A jin-joh - Khmer for the smaller of the two local geckoes - appeared on my ceiling not long after the spider was dismissed, and I welcome a jin-joh anytime, which is a good thing because it would be a challenge to remove a jin-joh from the high ceiling of my apartment.
My students, who are also my neighbors, are not just unenthusiastic about our neighbor the tok-kai - Khmer for the larger of the two local geckoes - they are frightened and repulsed by the creature that has apparently taken up residence in a little nook above the backdoor to the classroom. They shudder when it calls out its name in its loud mechanical voice.
I have a neighbor across the globe in British Columbia, Canada, a woman I have never met, but who has given me a multitude of profound and hilarious surprises on Facebook. Her latest is five break-up songs for those of us who are less than enchanted with the upcoming Holiday of the Symmetrical Heart.
My favorite break-up song, Bob Dylan's "Positively Fourth Street," wasn't among my Facebook neighbor's five, but I remembered, fondly and awkwardly, how patient the neighbors of my youth were with me during a particularly bitter ending when I frequently threw my windows open wide, turned the volume all the way up, and sang along.
2010 Banglamphu, Krung Thep, Thailand
Neighbors
Monitor lizards in the park, in the canals, who knows where else they lurk? They're a bit more skittish than pigeons, and I'm not sure what they eat, but when I return to Krung Thep - short name for what the locals call Bangkok - I'll consider trying to feed one. Fortunately, they seem to travel alone - like me! - and since they are just a little intimidating - enormous cat to medium dog in size - I'm just as glad.
The road
A week ago I was waking up for the first time in this city. If my cold is breaking up, as it seems to be, maybe I can get on that bus for Siem Reap tomorrow. If not tomorrow, the next day, Chinese New Year, which shares the date of the Biggest Hallmark Holiday of Them All this year. Chinese New Year may be a big deal to the locals, but it isn’t that big a deal to me, though I do think I’d rather spend it in a smaller place, or at least on the road there.
2009 Tarnow, Poland
Learning
Reading over one of the discussion board comments for my Creative Teaching Techniques and Utilization of Multimedia course, I realized that I had been thinking that one of my classmates was a guy, and she turned out to be a girl! Now there's an experience I never would have had in a traditional classroom!

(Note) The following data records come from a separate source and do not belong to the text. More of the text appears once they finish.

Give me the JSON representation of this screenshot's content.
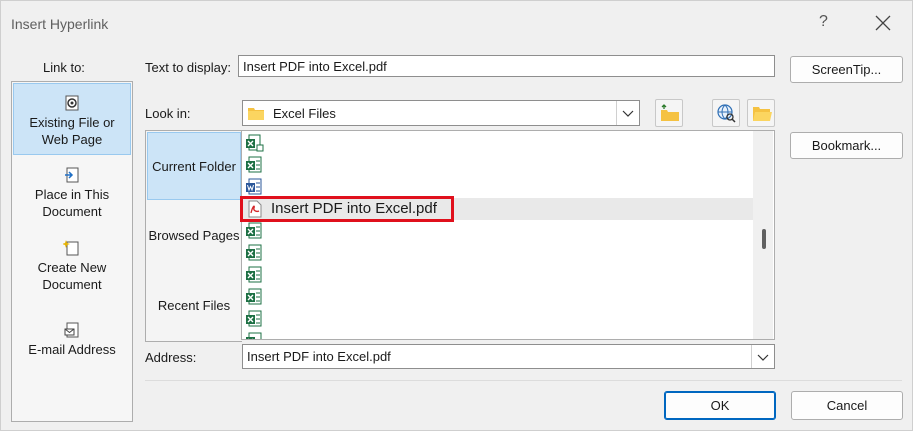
{
  "window": {
    "title": "Insert Hyperlink",
    "help_label": "?"
  },
  "link_to": {
    "label": "Link to:",
    "items": [
      {
        "line1": "Existing File or",
        "line2": "Web Page",
        "icon": "existing-file-icon"
      },
      {
        "line1": "Place in This",
        "line2": "Document",
        "icon": "place-in-document-icon"
      },
      {
        "line1": "Create New",
        "line2": "Document",
        "icon": "create-new-document-icon"
      },
      {
        "line1": "E-mail Address",
        "line2": "",
        "icon": "email-address-icon"
      }
    ]
  },
  "text_to_display": {
    "label": "Text to display:",
    "value": "Insert PDF into Excel.pdf"
  },
  "screentip_label": "ScreenTip...",
  "look_in": {
    "label": "Look in:",
    "value": "Excel Files"
  },
  "bookmark_label": "Bookmark...",
  "locations": [
    "Current Folder",
    "Browsed Pages",
    "Recent Files"
  ],
  "files": [
    {
      "type": "excel-shared",
      "name": ""
    },
    {
      "type": "excel",
      "name": ""
    },
    {
      "type": "word",
      "name": ""
    },
    {
      "type": "pdf",
      "name": "Insert PDF into Excel.pdf"
    },
    {
      "type": "excel",
      "name": ""
    },
    {
      "type": "excel",
      "name": ""
    },
    {
      "type": "excel",
      "name": ""
    },
    {
      "type": "excel",
      "name": ""
    },
    {
      "type": "excel",
      "name": ""
    },
    {
      "type": "excel",
      "name": ""
    }
  ],
  "address": {
    "label": "Address:",
    "value": "Insert PDF into Excel.pdf"
  },
  "ok_label": "OK",
  "cancel_label": "Cancel",
  "colors": {
    "accent": "#0067c0",
    "selection": "#cce4f7",
    "highlight_box": "#e0101c",
    "excel_green": "#1d7044",
    "word_blue": "#2b579a",
    "pdf_red": "#d4262a"
  }
}
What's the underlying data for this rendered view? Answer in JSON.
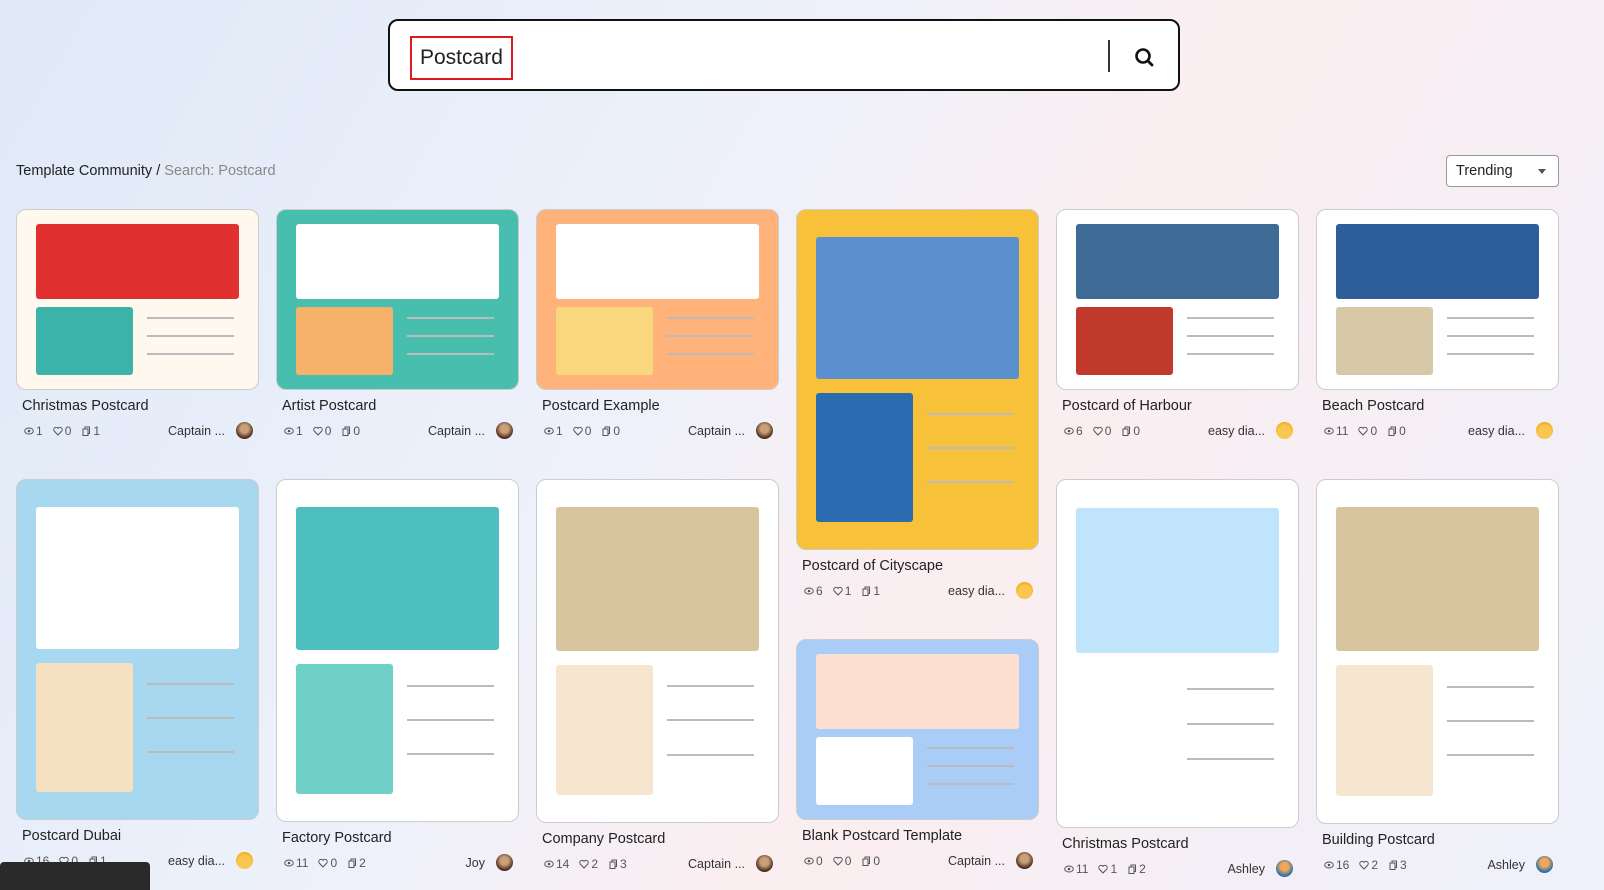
{
  "search": {
    "query": "Postcard",
    "icon": "search-icon"
  },
  "breadcrumb": {
    "root": "Template Community",
    "separator": " / ",
    "current": "Search: Postcard"
  },
  "sort": {
    "selected": "Trending"
  },
  "cards": [
    {
      "title": "Christmas Postcard",
      "views": "1",
      "likes": "0",
      "copies": "1",
      "author": "Captain ..."
    },
    {
      "title": "Artist Postcard",
      "views": "1",
      "likes": "0",
      "copies": "0",
      "author": "Captain ..."
    },
    {
      "title": "Postcard Example",
      "views": "1",
      "likes": "0",
      "copies": "0",
      "author": "Captain ..."
    },
    {
      "title": "Postcard of Cityscape",
      "views": "6",
      "likes": "1",
      "copies": "1",
      "author": "easy dia..."
    },
    {
      "title": "Postcard of Harbour",
      "views": "6",
      "likes": "0",
      "copies": "0",
      "author": "easy dia..."
    },
    {
      "title": "Beach Postcard",
      "views": "11",
      "likes": "0",
      "copies": "0",
      "author": "easy dia..."
    },
    {
      "title": "Postcard Dubai",
      "views": "16",
      "likes": "0",
      "copies": "1",
      "author": "easy dia..."
    },
    {
      "title": "Factory Postcard",
      "views": "11",
      "likes": "0",
      "copies": "2",
      "author": "Joy"
    },
    {
      "title": "Company Postcard",
      "views": "14",
      "likes": "2",
      "copies": "3",
      "author": "Captain ..."
    },
    {
      "title": "Blank Postcard Template",
      "views": "0",
      "likes": "0",
      "copies": "0",
      "author": "Captain ..."
    },
    {
      "title": "Christmas Postcard",
      "views": "11",
      "likes": "1",
      "copies": "2",
      "author": "Ashley"
    },
    {
      "title": "Building Postcard",
      "views": "16",
      "likes": "2",
      "copies": "3",
      "author": "Ashley"
    }
  ]
}
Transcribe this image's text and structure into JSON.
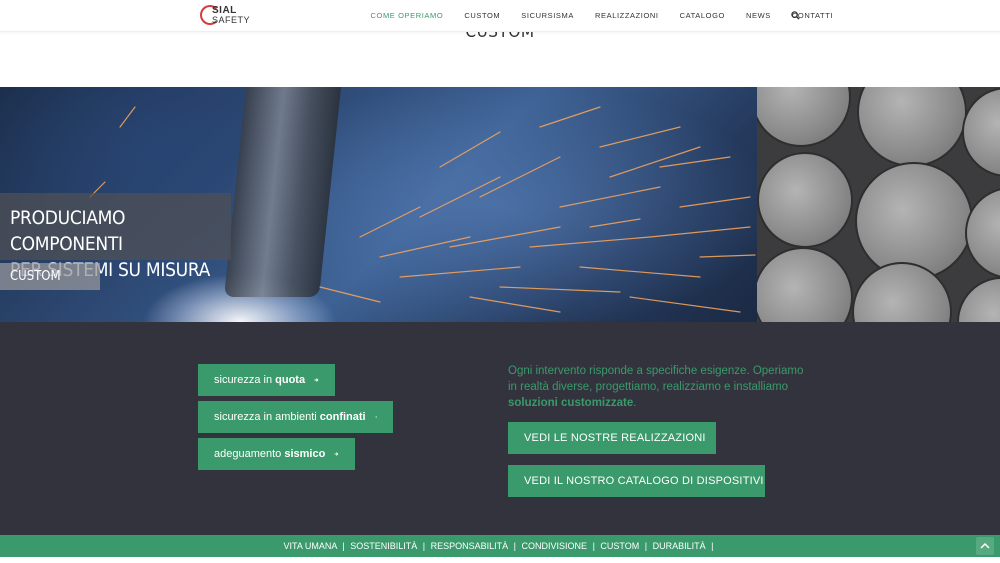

2008 Robotnicza, Debica, Poland
Settling in
The teacher whose place I'll be taking here at my new school encouraged me to spend as much of today as necessary getting to know my students, and letting them get to know me, which is about all the energy I have, reeling as I am from my first two master's program classes and from an uneasy adjustment to my new apartment, where I apparently have an undisclosed number of rats for roommates, and where said roommates have had a negative impact on the bathroom plumbing, to put it politely.
My greatest sources of stress at this time are the possibility of having to leave this apartment - where I’ve had a couple of wonderful nights’ sleep, and where I’ve finally unpacked all my suitcases - and getting to the different places where my classes are held on time - I so want a bicycle - and shopping for everything from vegetables to boots.
2007 Parque Xalteva, Granada, Nicaragua
Temporarily back home
It was lovely to walk home to Parque Xalteva from Parque Central, where the bus from Leon dropped me, after the ayudante who seemed to like looking at me as much as I liked looking at him, wished me, “Que la vaya bien.”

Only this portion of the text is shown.